If you don't like the looks of the rubberlip or the bristlenose, the butterfly (or flounder) pleco (_Dekeyseria brachyura_: L-168) is pretty neat. These also don't get too big (4-6 inches) and are great with algae (from what I understand). I'm looking to get one myself. People are probably sick of hearing me talk about them!  
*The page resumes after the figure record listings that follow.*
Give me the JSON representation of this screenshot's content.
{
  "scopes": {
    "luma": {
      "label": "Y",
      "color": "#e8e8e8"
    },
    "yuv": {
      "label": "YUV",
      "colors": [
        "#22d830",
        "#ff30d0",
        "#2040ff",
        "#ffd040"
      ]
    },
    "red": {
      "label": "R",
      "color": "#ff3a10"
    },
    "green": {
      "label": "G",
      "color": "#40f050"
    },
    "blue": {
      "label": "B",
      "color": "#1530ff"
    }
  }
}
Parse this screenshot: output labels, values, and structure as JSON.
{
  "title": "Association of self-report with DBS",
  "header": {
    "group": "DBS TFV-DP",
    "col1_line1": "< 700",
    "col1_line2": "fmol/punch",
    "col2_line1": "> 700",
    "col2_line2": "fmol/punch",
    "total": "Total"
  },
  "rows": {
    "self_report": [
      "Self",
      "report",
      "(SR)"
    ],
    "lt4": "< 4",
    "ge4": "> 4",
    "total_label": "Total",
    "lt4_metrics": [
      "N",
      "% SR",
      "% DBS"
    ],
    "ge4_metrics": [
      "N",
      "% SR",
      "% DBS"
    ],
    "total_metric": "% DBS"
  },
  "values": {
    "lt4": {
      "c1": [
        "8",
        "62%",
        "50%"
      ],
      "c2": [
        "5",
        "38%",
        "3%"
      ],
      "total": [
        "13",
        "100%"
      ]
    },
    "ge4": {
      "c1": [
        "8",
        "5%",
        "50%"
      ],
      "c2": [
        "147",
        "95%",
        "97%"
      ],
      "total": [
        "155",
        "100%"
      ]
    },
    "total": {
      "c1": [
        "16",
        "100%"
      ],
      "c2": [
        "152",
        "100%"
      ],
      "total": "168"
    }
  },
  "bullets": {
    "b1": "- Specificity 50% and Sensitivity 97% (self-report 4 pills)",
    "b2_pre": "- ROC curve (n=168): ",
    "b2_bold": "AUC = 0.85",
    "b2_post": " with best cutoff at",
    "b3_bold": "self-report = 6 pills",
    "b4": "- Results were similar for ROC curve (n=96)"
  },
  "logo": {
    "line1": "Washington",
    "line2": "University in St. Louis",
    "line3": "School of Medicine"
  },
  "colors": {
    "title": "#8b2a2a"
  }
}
They're harder to find and cost about $20, but (again, from what I understand) worth it. Go to www.planetcatfish.com (do a search for L168) or http://www.fishprofiles.com/files/profiles/butterflypleco.xml (this link doesn't have pics) and check them out.

Happy searching!


----------



## Teelie

I've been trying in vain to get a trio of L168's but it's next to impossible to find any. At least for me.


----------



## neb123

cool thanks guys, ya i did some research on the hillstream loaches, def not what i was looking for but really cool looking fish, i think im going to the lfs today to check out some plecos, hmmm i have a piece of drift wood in there already but its already been claimed by a few fish


----------



## nyxWild

does any one know of an algae eater that is under 3 inches? or is that not possible. i'm just wondering because i want one for my tank but i dont want a 6 inch one. cheers!


----------



## garfieldnfish

I have had a spotted male bristlenose for over 9 months and he is still only about 3 maybe 3 1/2 inches. I do not believe he gets any bigger. My female of another species of bristlenose has passed the 4 inch mark a little while ago and is still going. But they stay around 5" max.


----------



## neb123

ya so i picked up a rubber lip at the lfs, hes only about 1.5 inches so we will see wat kind of impact he has on this algae


----------



## garfieldnfish

My rubberlip is in a 29 gal and keeps it spotless. There are also 2 SAEs in with him but they prefer fish flakes to working to get their food so my rubberlip has been designated by them to be the janitor and he does not seem to mind. I think you will be pretty happy with your choice. I love mine and I personally think they are cute.


----------



## neb123

ahah ya hes not a bad lookin fish, hes kindof being a dork to my botias, he keeps pushing them out of their hiding spots and wont stay put


----------



## garfieldnfish

He won't hurt them, he's just setting up base camp. Give it a week and things will settle down.


----------